Eli5: how were things like old books digitized for the internet? Did someone scan each page? Did they just re-type it word for word?

328 viewsOtherTechnology

I was thinking about public domain books and it got me wondering.

In: Technology

5 Answers

Anonymous 0 Comments

My guess would be first scanning, then converting the results to text using optical character recognition. Maybe have a human proofreader check over everything for formatting or glitches.

Anonymous 0 Comments

digital scans and captcha codes and OCR software.

Remember about a decade ago when all of captcha was “What word is this???” That was words that the digitizer wasnt sure about, so it was crowdsourced to everyone on the internet to figure out.

Anonymous 0 Comments

If you do it at a large scale (like in a library or so), there are fully automated book scanners who can flip pages and scan it.
So basically you have to lay a book on it, and come back some times later, when the scan is finished. Then you have a bunch of images which you can convert easily into a text file.

Anonymous 0 Comments

Yep, scanning. There are specialized machines [like this](https://www.youtube.com/watch?v=cmhIJOqepVU) that can scan books pretty fast. Errors were corrected by tools such as reCAPTCHA that we’ve seen on just about every login page on the web.

Anonymous 0 Comments

You can get whole book scanners that is able to flip each page and scan them. These use different technology at different prices based on how fast they scan and how much damage they do to the books. Some do require a curator to operate them to be as gentle with the books as possible while others can flip through a book faster then your eye can see and might tear some of the pages while doing so.

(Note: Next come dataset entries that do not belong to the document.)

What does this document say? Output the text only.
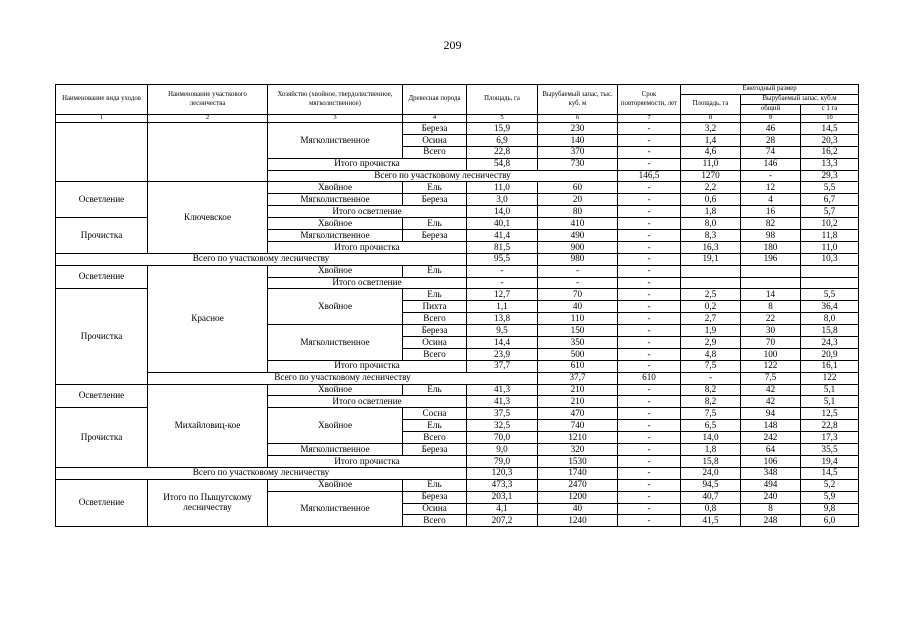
209
Наименование вида уходов	Наименование участкового лесничества	Хозяйство (хвойное, твердолиственное, мягколиственное)	Древесная порода	Площадь, га	Вырубаемый запас, тыс. куб. м	Срок повторяемости, лет	Ежегодный размер			
							Площадь, га	Вырубаемый запас, куб.м		
								общий	с 1 га	
1	2	3	4	5	6	7	8	9	10	
		Мягколиственное	Береза	15,9	230	-	3,2	46	14,5	
			Осина	6,9	140	-	1,4	28	20,3	
			Всего	22,8	370	-	4,6	74	16,2	
		Итого прочистка		54,8	730	-	11,0	146	13,3	
		Всего по участковому лесничеству				146,5	1270	-	29,3		
Осветление	Ключевское	Хвойное	Ель	11,0	60	-	2,2	12	5,5	
		Мягколиственное	Береза	3,0	20	-	0,6	4	6,7	
		Итого осветление		14,0	80	-	1,8	16	5,7	
Прочистка		Хвойное	Ель	40,1	410	-	8,0	82	10,2	
		Мягколиственное	Береза	41,4	490	-	8,3	98	11,8	
		Итого прочистка		81,5	900	-	16,3	180	11,0	
Всего по участковому лесничеству				95,5	980	-	19,1	196	10,3	
Осветление	Красное	Хвойное	Ель	-	-	-				
		Итого осветление		-	-	-				
Прочистка		Хвойное	Ель	12,7	70	-	2,5	14	5,5	
			Пихта	1,1	40	-	0,2	8	36,4	
			Всего	13,8	110	-	2,7	22	8,0	
		Мягколиственное	Береза	9,5	150	-	1,9	30	15,8	
			Осина	14,4	350	-	2,9	70	24,3	
			Всего	23,9	500	-	4,8	100	20,9	
		Итого прочистка		37,7	610	-	7,5	122	16,1	
	Всего по участковому лесничеству				37,7	610	-	7,5	122	
Осветление	Михайловиц-кое	Хвойное	Ель	41,3	210	-	8,2	42	5,1	
		Итого осветление		41,3	210	-	8,2	42	5,1	
Прочистка		Хвойное	Сосна	37,5	470	-	7,5	94	12,5	
			Ель	32,5	740	-	6,5	148	22,8	
			Всего	70,0	1210	-	14,0	242	17,3	
		Мягколиственное	Береза	9,0	320	-	1,8	64	35,5	
		Итого прочистка		79,0	1530	-	15,8	106	19,4	
Всего по участковому лесничеству				120,3	1740	-	24,0	348	14,5	
Осветление	Итого по Пыщугскому лесничеству	Хвойное	Ель	473,3	2470	-	94,5	494	5,2	
		Мягколиственное	Береза	203,1	1200	-	40,7	240	5,9	
			Осина	4,1	40	-	0,8	8	9,8	
			Всего	207,2	1240	-	41,5	248	6,0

We have been scanning books in this way for quite some time. At first people were actually manually retyping the books, at least some of them. And this is still done to a lot of older hand written books. If you do any research into historical works you will find a lot of census records, church records, log books, etc. published as raw images where you are expected to interpret the writing yourself and then help others by retyping the content in order to digitalise them.

But for printed books and neatly written books we do have algorithms that can interpret the text automatically. So called Optical Character Recognition, OCR. These have gotten better as we have more training data to test these on. A big leap forward in this was done by reCAPTIA. They combined the concept of CAPTIA to verify if a user is a human or a bot by presenting them with a picture of some mangled characters and having the user type these characters, with the problem of generating training data for the OCR. By presenting the users with difficult scans from books and comparing their answer to that others have made they were able to generate a huge set of training data for their OCR algorithm. They were then bought by Google for this technology and the training data.